The western is a large and varied genre as well, so the pair are trying to stick to the old-school tropes, rather than battle with such groundbreaking films as Wild Wild West. “I’m sure we had a big conversation about [the giant mechanical spider], but we decided that Will Smith already covered it so deftly. We’re more into the spaghetti westerns, the westerns made by Italians and all the westerns made by people who were taking LSD in the ’60s, that’s kind of the stuff that we’re more interested in.”

Jekyll and James circled each other in their own solo stand up careers before finally deciding to join forces, but the process was organic. “Jared would be onstage and I’d be in the audience and I would heckle him, and then it would become a sketch. We’d bomb each other’s sets and hijack each other’s shows from time to time, and then last year we wrote our first actual show…and that’s how we found our actual style…I think, that I haven’t seen anyone else do a combination of music and clowning.”

Although they’ve been compared to The Mighty Boosh and Flight of the Conchords, it’s hard to pin down the pair’s influences, as they prefer to continue working on their style, “It’s really about coming up with the best stupid idea – we put a high premium on stupidity in our writing.”

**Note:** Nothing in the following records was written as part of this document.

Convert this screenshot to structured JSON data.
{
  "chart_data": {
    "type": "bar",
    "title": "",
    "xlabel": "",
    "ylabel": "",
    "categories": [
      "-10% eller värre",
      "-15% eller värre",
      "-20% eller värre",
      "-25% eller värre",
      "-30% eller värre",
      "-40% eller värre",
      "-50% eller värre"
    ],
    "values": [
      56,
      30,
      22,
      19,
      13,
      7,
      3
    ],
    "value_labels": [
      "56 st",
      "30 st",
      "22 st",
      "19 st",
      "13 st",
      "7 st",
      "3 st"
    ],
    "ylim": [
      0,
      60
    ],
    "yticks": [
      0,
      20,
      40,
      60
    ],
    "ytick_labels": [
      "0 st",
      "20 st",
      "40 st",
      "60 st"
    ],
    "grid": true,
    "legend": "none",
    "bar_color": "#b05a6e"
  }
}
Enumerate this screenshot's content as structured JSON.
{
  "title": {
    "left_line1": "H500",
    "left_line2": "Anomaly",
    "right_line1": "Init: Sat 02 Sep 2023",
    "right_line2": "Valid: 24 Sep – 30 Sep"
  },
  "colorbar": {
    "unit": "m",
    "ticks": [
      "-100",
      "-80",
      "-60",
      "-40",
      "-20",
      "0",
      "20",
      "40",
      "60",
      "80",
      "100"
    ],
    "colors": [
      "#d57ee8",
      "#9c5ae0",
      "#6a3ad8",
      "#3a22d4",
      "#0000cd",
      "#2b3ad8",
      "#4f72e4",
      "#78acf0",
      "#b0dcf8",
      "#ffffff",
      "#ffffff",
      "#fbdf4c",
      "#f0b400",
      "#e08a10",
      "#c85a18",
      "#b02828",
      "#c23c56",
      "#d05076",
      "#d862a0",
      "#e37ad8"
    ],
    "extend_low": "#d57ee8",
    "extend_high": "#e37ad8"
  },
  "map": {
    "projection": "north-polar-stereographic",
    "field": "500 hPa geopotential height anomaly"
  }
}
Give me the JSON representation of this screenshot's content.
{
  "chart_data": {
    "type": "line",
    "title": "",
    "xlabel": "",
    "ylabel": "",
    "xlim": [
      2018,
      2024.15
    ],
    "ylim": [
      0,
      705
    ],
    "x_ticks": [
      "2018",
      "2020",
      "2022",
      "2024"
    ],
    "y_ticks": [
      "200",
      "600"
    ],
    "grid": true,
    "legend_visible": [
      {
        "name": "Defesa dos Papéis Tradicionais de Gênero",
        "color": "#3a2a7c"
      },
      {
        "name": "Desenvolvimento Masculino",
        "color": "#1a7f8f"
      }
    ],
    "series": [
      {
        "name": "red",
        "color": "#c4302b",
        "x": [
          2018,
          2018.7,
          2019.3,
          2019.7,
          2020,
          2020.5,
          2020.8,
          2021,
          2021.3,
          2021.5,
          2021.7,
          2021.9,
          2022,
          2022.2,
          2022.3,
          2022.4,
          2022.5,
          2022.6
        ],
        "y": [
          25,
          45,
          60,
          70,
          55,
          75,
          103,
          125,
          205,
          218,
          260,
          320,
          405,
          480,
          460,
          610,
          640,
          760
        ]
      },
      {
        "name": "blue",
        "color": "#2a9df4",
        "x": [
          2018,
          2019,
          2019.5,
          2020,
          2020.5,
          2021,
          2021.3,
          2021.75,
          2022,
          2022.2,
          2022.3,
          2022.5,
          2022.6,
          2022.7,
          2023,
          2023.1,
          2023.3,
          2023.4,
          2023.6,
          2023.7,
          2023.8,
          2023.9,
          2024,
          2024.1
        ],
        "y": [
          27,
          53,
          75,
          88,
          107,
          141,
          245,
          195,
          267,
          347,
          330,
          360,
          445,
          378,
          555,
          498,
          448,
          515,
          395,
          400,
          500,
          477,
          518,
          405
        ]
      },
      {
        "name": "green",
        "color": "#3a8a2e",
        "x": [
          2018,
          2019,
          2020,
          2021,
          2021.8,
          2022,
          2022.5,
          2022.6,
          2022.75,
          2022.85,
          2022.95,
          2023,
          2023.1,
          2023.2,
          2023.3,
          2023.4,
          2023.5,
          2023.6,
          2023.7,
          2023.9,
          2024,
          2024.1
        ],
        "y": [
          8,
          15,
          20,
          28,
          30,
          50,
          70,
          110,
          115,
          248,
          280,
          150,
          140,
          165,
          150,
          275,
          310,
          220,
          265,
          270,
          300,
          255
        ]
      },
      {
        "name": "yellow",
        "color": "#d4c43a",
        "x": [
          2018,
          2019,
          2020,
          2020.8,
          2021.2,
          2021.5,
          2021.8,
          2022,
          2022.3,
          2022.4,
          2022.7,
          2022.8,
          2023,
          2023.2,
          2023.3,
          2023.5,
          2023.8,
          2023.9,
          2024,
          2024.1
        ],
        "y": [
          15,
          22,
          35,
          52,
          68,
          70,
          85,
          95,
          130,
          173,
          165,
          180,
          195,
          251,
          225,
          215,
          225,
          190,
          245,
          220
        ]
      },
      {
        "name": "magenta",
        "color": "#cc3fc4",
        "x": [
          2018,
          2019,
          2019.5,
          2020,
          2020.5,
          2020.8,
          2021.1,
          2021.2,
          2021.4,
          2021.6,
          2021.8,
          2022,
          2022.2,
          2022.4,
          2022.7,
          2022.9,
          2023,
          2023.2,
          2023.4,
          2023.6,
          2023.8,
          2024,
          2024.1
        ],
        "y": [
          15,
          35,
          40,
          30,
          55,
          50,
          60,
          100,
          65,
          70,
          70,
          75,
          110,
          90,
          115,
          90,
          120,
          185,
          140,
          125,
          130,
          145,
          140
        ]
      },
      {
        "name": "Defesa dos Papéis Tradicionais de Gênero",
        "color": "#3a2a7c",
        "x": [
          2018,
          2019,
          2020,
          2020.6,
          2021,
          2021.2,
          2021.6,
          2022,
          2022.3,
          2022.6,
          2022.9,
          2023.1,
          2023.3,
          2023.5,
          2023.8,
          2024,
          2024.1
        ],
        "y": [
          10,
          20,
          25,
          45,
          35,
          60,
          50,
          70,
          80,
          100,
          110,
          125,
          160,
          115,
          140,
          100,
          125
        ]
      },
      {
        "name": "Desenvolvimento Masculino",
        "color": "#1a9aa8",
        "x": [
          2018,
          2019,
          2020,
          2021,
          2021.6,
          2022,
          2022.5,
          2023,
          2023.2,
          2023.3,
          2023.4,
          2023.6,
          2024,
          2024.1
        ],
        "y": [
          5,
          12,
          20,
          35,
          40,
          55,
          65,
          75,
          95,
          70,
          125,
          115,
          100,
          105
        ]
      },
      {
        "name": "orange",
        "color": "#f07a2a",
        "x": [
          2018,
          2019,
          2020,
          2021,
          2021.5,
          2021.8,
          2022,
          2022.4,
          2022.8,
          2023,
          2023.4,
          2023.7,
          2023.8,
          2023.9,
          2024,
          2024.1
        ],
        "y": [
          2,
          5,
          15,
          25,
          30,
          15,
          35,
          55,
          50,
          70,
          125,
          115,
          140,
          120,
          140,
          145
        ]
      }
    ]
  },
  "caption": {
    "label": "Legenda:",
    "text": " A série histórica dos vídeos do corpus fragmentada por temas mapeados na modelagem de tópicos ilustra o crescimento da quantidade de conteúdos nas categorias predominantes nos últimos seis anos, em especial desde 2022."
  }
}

After Melbourne the pair are continuing to tour, but are also looking to work in another direction. “We haven’t really discussed this in depth, but we’re also thinking of making this the basis of a web series. I see it moving in that direction beyond being a live show, I see it becoming something new online. I haven’t really discussed this much with Jared.”

I point out that if I put it in the article then it will have to become true. “Exactly! There’s no argument with that.”